LIBMoE: A Library for comprehensive benchmarking Mixture of Experts in Large Language Models

Mixture of experts (MoE) architectures have become a cornerstone for scaling up and are a key component in most large language models such as GPT-OSS, DeepSeek-V3, Llama-4, and Gemini-2.5. However, systematic research on MoE remains severely constrained by the prohibitive computational costs of training and evaluation, restricting large-scale studies accessible to most researchers. We introduce LibMoE, a unified framework for reproducible, efficient, and extensible MoE research that supports both pretraining and sparse-upcycling regimes. Beyond unified implementations, the framework provides transparent analytical tools for probing routing and expert dynamics. Leveraging this foundation, we conduct a comprehensive analysis along three dimensions: (i) routing dynamics, covering expert selection patterns, routing stability and optimality, and how routing entropy reveals task specialization and expert diversity; (ii) the effect of lightweight initialization on load balancing, demonstrating how subtle changes in router initialization shape early expert utilization; and (iii) training regime differences, revealing how sparse upcycling and full pretraining exhibit distinct routing patterns and stability profiles. By lowering the barrier to entry and standardizing evaluation, along with our comprehensive analysis, LibMoE broadens access to MoE research and establishes a reliable benchmark to guide future innovations. GitHub: \href{https://github.com/Fsoft-AIC/LibMoE}{https://github.com/Fsoft-AIC/LibMoE}.

💡 Research Summary

The paper presents LibMoE, a unified, open‑source framework designed to lower the entry barrier for research on Mixture‑of‑Experts (MoE) models, especially in the context of large language models (LLMs). The authors identify that despite MoE’s proven scalability—evidenced by its inclusion in models such as GPT‑OSS, DeepSeek‑V3, Llama‑4, and Gemini‑2.5—systematic study has been hampered by the massive computational resources required for pre‑training and evaluation. LibMoE addresses this gap by providing (1) a standardized implementation of seven recent sparsely‑gated MoE (SMoE) algorithms, (2) consistent training pipelines for both full pre‑training and the “Sparse‑Upcycling” regime, and (3) a suite of transparent analytical tools that record token‑level routing decisions, expert utilization, load‑balancing metrics, routing entropy, and inter‑expert correlations.

Framework Design
LibMoE’s architecture separates the router and expert modules, allowing researchers to plug in new routing strategies or expert configurations without rewriting the whole training loop. The framework supports model sizes from 0.15 B to 5.67 B parameters and runs on modest hardware (4 × H100 GPUs) with training times ranging from 6 to 44 hours. The “Sparse‑Upcycling” workflow first trains a dense vision‑language model (LLaVA) on a relatively small dataset (≈1.4 B tokens), then converts selected dense feed‑forward networks into a MoE layer, thereby avoiding the costly full‑scale pre‑training phase while still enabling evaluation of MoE routing algorithms on top of a strong pretrained backbone.

Empirical Study
Using the unified pipeline, the authors conduct a large‑scale empirical analysis across three dimensions:

1. Routing Dynamics – They measure routing entropy as a proxy for expert diversity and task specialization. In full pre‑training, entropy steadily declines, indicating that experts gradually specialize. In Sparse‑Upcycling, entropy remains higher and routing decisions fluctuate more, reflecting the delayed discovery of useful experts when starting from a dense checkpoint.
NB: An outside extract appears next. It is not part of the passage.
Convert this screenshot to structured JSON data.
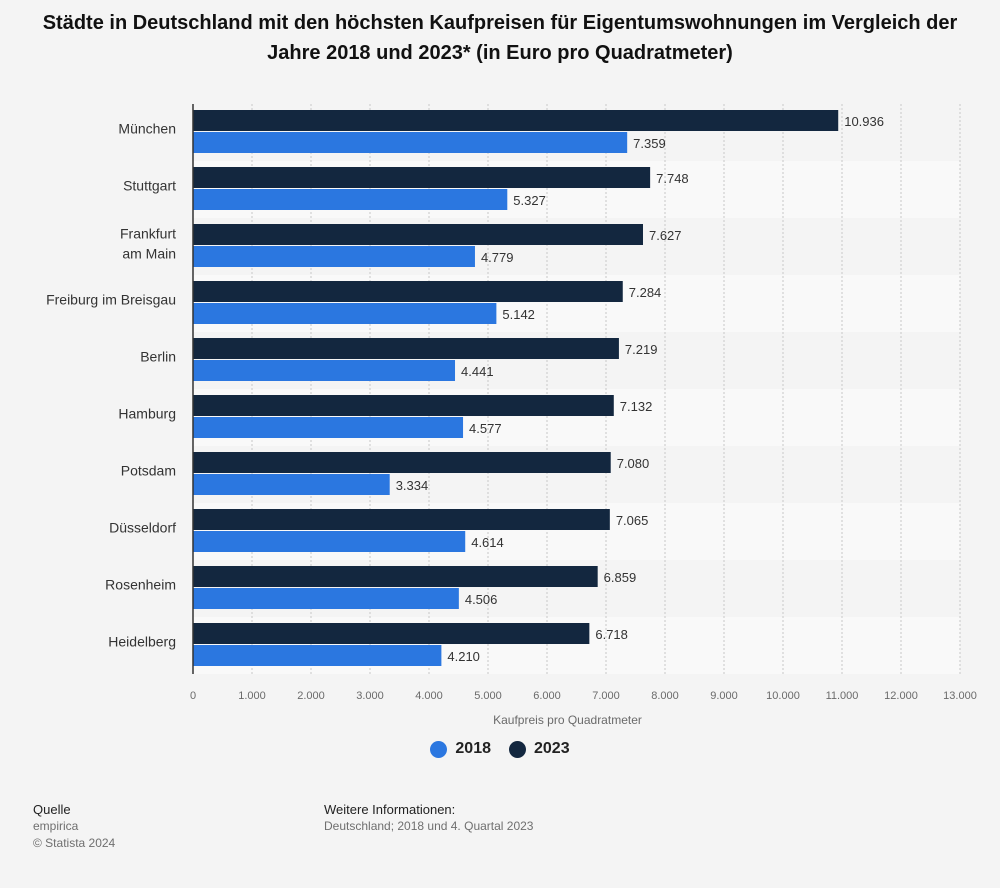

2. Lightweight Initialization – By initializing router weights with a scaled normal distribution rather than a standard small‑variance Gaussian, early‑stage load balancing improves dramatically. This reduces the “rich‑get‑richer” effect where a few experts dominate early training, leading to more stable convergence and faster entropy reduction.

3. Training Regime Differences – The study shows that both regimes are sensitive to the top‑K value and router initialization, but Sparse‑Upcycling exhibits larger routing variance and slower load‑balancing convergence. Performance gains over dense baselines under the limited‑resource setting are modest (≈0.2–0.5 BLEU, 0.3–0.6 ROUGE), suggesting that MoE’s full potential still relies on massive data and compute. However, the analytical metrics reveal clear improvements in expert utilization efficiency and routing stability.

Open‑Source Release
All code, pretrained checkpoints, and visualization scripts are released on GitHub (https://github.com/Fsoft-AIC/LibMoE). The repository includes detailed documentation, reproducible baselines, and notebooks for reproducing the routing‑entropy and load‑balancing analyses.

Impact and Future Work
LibMoE provides a reproducible, extensible platform that democratizes MoE research, enabling groups without large GPU clusters to conduct systematic comparisons of routing algorithms, initialization schemes, and up‑cycling strategies. The authors anticipate that the framework will facilitate deeper investigations into dynamic K‑selection, expert sharing mechanisms, and entropy‑driven routing optimization, ultimately accelerating the translation of MoE advances from academic prototypes to production‑grade LLMs.